Judgment fulfills YHWH's threatened word confirming speaking's reality and revealing divine character to witnessing survivors.

Ezekiel 6:1

New oracle shifts focus from Jerusalem's judgment to idolatrous high-places' destruction throughout Israel's territory; prophetic address expands from city to entire land.

Ezekiel 6:2

Mountains addressed as sentient beings capable of hearing divine word; personification suggests all creation witnesses judgment.

Ezekiel 6:3

Judgment encompasses all geographical features; enumerated topography (mountains, hills, ravines, valleys) indicates comprehensive destruction leaving no untouched location; idolatry infiltrated every corner requiring equally comprehensive judgment.

Ezekiel 6:4

Demolished altars and broken incense-burning altars depict destroyed religious infrastructure sustaining idolatry; slain bodies left as testimony to false religion's impotence protecting worshippers.

Ezekiel 6:5

Corpses and scattered bones displayed near idols constitute final mockery of false gods' impotence; remains desecrated in proximity to idols they served.

Ezekiel 6:6

Total destruction of idolatrous infrastructure throughout inhabited land ensures nowhere escapes judgment; high places become desolate, altars demolished, incense altars cut down, works abolished.

Ezekiel 6:7

Slain bodies and survivor knowledge of YHWH's identity establish epistemological result: existential recognition rooted in judgment's crushing experience reveals God's reality.

Ezekiel 6:8

Remnant preservation balances judgment; not all destroyed but small scatter-into-exile survivors continue covenant people's existence in diaspora.
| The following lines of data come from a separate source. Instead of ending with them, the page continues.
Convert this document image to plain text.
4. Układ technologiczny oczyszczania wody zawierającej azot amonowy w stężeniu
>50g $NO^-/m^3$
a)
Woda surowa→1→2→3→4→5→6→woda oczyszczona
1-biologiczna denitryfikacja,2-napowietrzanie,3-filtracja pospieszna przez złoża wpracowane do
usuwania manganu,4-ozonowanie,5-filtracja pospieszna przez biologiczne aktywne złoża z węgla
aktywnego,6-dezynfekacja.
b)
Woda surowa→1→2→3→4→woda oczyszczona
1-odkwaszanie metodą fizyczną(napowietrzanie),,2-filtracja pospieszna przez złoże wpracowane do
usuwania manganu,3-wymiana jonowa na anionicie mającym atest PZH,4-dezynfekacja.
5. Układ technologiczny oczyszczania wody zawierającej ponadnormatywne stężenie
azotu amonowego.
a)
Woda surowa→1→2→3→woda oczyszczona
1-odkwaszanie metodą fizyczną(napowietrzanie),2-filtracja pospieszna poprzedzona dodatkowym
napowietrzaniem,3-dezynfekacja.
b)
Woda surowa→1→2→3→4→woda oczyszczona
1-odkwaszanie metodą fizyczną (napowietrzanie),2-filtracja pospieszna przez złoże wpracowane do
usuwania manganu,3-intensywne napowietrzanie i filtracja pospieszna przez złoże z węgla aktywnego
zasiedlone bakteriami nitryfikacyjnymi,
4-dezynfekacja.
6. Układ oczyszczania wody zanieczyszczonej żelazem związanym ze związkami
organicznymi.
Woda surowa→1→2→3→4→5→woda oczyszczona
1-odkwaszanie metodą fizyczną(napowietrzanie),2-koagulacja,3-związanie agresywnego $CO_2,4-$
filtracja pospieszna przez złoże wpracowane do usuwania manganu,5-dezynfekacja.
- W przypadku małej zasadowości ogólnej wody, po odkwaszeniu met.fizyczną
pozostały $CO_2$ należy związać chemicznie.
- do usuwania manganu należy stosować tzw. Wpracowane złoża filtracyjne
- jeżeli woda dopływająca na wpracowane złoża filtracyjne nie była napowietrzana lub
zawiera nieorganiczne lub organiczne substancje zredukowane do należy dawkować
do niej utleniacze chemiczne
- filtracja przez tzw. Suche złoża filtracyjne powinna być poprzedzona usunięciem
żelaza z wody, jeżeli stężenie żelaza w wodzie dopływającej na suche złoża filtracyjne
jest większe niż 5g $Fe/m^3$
Promise of preservation introduces hope within judgment framework; exile devastating yet permits survivor continuation.

Ezekiel 6:9

Surviving exiles remember YHWH in foreign lands, achieving moral awareness of apostasy; phrase I am broken by wanton heart suggests YHWH experiences people's faithlessness with relational grief; covenant rupture wounds divine-human relationship fundamentally. Promise survivors loathe themselves indicates judgment produces repentance and moral awareness in remnant.